Dans la suite, il réalisa l’une de ses plus chères pensées en fondant une école apostolique, exclusivement sacerdotale, où il recueillit et prépara au séminaire, par la vie commune et religieuse, quelques enfants qui montraient des signes de vocation. Cette œuvre lui fut une source de grandes consolations. En 1894, il vit monter à l’autel ses premiers prêtres. Cependant, tous ces labeurs et mille autres, notamment les pèlerinages conduits annuellement à Lourdes, ne le détournaient pas de son idéal, la construction de l’église définitive. Il s’ingéniait, il comptait sur le miracle et celui-ci se produisait parfois. Un jour qu’il était inquiet d’une prochaine échéance, une paysanne demanda à lui parler au moment où il allait sortir de la sacristie. Intimidée par le visage soucieux du curé, elle s’embrouilla. « Parlez vite, madame, je vais sortir, » interrompit M. Bridel. — « Eh bien voici, fit la bonne femme : j’avais promis une offrande à l’église la plus pauvre, si je pouvais vendre convenablement une propriété. Je l’ai vendue. On m’a dit que votre paroisse était la plus nécessiteuse. Je vous apporte 3.000 francs. » Quand M. Bridet mourut, le 5 septembre 1903, la construction de l’édifice était fort avancée. Aujourd’hui, grâce aux efforts de son successeur, M. le chanoine Vignon, l’église est achevée et a été consacrée en 1905 par le cardinal Coullié. Ajoutons que le niveau moral de la paroisse s’est considérablement amélioré par suite du ministère apostolique exercée pendant trente ans par ces deux prêtres dévoués.

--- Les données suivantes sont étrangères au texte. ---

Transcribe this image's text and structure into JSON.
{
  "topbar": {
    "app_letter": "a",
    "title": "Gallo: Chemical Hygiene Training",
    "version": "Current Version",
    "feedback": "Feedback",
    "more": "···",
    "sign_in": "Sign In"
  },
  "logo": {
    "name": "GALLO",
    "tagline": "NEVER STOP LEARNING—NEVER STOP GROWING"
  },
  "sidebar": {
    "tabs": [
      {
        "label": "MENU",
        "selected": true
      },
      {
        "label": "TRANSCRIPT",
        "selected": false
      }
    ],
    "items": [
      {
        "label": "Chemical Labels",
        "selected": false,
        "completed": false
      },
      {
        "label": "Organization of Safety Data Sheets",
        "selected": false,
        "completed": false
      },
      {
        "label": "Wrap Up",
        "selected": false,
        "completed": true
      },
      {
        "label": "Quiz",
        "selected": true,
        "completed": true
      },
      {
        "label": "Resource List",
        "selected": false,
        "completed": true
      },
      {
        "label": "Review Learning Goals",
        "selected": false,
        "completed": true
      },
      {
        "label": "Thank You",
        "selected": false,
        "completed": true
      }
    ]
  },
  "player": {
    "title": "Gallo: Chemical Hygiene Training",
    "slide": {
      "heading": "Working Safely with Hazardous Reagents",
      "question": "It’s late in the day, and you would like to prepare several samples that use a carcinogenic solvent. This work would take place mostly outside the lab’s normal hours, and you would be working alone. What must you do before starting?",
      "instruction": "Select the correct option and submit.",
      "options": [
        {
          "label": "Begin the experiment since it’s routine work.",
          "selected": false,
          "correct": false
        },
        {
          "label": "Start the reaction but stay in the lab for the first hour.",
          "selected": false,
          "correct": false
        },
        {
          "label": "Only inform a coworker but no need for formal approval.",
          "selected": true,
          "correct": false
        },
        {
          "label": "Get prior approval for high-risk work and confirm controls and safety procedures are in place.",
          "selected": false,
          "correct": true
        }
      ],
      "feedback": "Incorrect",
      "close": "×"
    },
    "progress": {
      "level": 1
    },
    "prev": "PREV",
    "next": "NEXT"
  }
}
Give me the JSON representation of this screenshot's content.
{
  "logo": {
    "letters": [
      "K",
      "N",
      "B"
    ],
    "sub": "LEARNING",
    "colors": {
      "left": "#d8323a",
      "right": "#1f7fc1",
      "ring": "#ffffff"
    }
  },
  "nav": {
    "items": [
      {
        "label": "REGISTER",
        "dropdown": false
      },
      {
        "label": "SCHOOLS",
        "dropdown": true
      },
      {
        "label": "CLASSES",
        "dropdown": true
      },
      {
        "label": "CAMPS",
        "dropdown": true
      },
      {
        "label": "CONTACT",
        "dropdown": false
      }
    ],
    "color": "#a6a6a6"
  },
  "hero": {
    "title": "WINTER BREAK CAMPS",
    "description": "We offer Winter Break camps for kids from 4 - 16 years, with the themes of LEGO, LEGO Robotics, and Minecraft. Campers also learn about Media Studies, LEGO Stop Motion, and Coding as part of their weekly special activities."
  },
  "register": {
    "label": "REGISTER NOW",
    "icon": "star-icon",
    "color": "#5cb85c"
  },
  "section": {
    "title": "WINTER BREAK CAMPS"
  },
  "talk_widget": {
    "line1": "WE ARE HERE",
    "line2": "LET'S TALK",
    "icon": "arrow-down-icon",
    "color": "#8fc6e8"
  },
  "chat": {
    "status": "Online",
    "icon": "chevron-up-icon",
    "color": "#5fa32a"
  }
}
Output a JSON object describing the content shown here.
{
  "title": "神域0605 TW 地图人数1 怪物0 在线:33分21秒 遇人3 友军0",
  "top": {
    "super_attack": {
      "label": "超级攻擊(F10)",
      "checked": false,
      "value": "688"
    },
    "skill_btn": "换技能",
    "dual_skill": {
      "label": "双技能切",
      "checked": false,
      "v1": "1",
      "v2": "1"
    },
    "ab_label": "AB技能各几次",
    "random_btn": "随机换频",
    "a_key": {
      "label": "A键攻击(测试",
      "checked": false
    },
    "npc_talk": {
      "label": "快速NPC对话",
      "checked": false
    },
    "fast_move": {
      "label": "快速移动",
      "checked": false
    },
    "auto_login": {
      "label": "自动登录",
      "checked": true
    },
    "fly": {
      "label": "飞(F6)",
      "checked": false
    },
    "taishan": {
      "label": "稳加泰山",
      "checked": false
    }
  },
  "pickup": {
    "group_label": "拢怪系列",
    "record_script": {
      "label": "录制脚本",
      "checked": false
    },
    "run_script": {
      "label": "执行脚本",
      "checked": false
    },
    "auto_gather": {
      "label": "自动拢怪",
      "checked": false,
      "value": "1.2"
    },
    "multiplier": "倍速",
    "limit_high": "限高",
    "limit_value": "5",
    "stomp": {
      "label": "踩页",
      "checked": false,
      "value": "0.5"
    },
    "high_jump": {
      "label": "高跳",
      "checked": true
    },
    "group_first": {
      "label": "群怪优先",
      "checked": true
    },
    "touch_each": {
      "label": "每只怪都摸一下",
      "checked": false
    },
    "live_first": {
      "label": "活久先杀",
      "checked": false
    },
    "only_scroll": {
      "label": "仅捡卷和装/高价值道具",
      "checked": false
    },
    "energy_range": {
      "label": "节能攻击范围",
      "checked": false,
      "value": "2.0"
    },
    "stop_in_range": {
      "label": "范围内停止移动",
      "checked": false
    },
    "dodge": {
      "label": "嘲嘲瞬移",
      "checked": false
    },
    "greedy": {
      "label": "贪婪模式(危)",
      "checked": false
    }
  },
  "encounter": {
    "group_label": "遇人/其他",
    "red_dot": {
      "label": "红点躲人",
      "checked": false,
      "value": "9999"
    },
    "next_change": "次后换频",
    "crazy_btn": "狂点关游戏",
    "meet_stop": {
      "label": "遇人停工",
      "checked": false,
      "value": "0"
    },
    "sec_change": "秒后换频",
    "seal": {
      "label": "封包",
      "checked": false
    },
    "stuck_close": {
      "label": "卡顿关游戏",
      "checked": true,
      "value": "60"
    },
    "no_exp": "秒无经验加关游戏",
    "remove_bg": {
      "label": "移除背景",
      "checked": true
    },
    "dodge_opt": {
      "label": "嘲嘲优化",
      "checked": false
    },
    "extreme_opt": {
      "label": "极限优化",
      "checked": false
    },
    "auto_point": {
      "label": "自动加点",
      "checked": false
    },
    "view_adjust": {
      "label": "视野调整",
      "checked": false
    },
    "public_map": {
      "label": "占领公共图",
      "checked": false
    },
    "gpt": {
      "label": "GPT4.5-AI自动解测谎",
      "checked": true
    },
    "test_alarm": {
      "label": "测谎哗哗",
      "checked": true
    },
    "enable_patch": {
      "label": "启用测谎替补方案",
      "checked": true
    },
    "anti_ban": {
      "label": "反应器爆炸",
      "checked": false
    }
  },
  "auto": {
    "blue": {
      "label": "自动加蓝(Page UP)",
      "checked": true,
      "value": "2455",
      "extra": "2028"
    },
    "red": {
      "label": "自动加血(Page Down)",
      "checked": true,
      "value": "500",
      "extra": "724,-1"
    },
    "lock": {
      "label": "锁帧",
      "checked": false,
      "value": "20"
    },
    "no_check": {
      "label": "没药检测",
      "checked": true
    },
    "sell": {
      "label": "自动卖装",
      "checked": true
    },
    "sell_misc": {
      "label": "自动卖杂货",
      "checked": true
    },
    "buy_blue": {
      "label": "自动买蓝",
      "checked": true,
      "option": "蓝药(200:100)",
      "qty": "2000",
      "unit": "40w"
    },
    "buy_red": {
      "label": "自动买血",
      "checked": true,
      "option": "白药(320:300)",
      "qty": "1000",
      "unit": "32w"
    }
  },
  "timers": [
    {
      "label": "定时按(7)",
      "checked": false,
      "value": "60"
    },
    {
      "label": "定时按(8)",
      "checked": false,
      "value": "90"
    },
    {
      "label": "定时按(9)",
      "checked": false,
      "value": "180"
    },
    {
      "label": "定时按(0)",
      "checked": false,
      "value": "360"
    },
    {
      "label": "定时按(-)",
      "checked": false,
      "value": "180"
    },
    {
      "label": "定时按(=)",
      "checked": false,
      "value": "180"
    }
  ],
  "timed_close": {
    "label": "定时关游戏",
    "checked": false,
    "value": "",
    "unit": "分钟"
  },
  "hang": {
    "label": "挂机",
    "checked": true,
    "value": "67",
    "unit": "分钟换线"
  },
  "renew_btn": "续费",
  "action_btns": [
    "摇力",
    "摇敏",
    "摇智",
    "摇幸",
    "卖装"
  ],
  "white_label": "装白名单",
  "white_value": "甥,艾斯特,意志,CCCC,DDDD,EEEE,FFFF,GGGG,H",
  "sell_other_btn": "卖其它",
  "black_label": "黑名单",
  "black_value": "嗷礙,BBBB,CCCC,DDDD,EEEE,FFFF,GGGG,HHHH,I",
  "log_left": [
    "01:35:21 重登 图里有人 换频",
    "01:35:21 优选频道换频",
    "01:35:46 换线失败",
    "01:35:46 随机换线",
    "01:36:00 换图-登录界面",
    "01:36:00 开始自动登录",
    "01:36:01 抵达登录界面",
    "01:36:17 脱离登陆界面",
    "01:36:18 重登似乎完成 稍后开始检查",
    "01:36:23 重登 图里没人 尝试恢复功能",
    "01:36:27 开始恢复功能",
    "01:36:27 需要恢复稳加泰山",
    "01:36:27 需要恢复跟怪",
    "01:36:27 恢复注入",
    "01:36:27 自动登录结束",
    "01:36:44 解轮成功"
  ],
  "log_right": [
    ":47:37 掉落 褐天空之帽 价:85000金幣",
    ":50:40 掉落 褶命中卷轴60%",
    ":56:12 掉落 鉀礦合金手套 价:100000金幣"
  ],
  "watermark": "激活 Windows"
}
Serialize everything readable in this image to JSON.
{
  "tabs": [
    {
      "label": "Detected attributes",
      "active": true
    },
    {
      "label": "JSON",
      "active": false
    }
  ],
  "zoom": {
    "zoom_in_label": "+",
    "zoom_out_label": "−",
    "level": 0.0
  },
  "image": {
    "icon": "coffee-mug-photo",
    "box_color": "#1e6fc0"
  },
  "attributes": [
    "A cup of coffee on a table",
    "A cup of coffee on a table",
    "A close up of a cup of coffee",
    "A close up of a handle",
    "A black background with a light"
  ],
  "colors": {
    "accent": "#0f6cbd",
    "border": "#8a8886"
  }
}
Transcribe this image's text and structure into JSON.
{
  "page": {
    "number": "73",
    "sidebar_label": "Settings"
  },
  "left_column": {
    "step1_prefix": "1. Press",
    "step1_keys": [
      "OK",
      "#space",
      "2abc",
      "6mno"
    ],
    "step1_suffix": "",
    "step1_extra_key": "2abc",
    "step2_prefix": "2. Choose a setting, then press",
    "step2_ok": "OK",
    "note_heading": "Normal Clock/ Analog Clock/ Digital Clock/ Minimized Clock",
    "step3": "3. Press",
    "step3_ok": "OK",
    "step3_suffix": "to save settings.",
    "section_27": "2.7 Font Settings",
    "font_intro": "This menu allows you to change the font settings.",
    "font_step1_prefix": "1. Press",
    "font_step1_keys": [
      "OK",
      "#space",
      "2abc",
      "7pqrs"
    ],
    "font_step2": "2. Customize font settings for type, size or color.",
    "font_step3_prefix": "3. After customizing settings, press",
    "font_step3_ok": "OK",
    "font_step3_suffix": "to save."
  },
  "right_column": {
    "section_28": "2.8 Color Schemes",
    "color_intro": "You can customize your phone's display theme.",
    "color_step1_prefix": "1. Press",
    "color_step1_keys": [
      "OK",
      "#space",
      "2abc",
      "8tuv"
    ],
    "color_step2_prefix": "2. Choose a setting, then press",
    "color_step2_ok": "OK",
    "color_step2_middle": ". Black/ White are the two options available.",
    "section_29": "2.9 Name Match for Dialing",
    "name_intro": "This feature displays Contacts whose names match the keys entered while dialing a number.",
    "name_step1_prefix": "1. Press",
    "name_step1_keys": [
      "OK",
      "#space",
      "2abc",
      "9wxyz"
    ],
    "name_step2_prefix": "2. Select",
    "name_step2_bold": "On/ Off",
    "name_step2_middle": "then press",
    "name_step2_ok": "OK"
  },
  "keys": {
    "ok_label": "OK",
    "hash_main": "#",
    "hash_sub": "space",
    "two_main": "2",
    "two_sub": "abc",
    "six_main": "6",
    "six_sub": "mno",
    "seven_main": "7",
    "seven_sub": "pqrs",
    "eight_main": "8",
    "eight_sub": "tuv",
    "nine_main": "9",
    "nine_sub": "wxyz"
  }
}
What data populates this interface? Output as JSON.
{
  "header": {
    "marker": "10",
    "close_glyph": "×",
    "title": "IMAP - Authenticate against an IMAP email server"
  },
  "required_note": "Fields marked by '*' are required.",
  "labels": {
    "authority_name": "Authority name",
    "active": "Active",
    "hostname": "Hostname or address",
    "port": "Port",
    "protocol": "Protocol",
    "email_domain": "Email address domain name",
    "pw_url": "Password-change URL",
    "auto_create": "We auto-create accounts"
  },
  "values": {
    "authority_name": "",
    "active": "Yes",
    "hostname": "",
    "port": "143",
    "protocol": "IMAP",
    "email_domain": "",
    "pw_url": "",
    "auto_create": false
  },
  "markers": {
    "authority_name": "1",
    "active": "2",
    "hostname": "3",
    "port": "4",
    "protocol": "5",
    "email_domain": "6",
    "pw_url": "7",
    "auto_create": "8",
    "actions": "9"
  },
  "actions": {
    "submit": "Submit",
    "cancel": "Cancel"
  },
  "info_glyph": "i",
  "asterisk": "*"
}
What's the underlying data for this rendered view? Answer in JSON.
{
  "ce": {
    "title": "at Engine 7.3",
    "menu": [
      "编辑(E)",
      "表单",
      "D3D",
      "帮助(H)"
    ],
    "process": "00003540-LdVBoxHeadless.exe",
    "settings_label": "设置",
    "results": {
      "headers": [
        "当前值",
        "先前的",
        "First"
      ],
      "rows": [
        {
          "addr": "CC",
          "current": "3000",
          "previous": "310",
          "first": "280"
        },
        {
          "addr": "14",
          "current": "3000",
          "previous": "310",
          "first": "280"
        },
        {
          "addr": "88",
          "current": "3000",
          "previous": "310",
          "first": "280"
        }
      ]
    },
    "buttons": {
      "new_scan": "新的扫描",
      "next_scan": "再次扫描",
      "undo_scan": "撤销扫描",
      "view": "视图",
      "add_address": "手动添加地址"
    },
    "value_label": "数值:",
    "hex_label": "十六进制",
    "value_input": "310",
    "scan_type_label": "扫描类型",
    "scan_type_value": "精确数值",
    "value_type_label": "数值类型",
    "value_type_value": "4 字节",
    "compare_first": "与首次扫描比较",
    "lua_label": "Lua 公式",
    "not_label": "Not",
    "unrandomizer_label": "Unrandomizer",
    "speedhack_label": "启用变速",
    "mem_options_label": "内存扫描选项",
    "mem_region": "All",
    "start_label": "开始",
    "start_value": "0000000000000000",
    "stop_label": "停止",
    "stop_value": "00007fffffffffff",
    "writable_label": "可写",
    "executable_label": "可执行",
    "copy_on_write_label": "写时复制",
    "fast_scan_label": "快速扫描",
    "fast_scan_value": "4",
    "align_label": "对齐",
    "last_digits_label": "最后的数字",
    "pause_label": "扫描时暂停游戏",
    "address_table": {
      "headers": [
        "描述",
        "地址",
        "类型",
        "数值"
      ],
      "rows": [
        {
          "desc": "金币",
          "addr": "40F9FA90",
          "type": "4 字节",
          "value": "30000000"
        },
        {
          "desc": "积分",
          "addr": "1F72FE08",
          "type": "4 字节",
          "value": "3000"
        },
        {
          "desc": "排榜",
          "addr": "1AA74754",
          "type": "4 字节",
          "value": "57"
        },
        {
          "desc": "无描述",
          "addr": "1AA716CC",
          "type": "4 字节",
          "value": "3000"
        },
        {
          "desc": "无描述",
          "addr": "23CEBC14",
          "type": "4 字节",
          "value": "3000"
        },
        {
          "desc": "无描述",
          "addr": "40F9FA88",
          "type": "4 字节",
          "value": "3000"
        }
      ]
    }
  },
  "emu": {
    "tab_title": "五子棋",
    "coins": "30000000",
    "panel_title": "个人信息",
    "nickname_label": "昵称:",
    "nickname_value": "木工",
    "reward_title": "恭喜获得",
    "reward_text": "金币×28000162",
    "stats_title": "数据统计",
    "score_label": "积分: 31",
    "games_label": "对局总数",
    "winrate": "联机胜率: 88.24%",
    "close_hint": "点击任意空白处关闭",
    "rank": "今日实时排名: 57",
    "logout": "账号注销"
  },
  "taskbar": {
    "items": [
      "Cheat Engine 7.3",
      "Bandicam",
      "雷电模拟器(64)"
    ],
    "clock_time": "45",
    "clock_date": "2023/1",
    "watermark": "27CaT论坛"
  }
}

Intérieur du Saint-Sacrement.

L’église du Saint-Sacrement est l’œuvre d’un architecte éminent : M. Sainte-Marie-Perrin, notre collaborateur. M. Bridet avait exigé un monument de style ogival. L’architecte a cherché à se rapprocher de ce style ; mais il a fait une véritable création. Pour juger de la valeur de cet édifice, il est nécessaire de tenir compte des conditions imposées par l’emplacement, resserré dans le sens de la longueur, entre deux rues assez rapprochées.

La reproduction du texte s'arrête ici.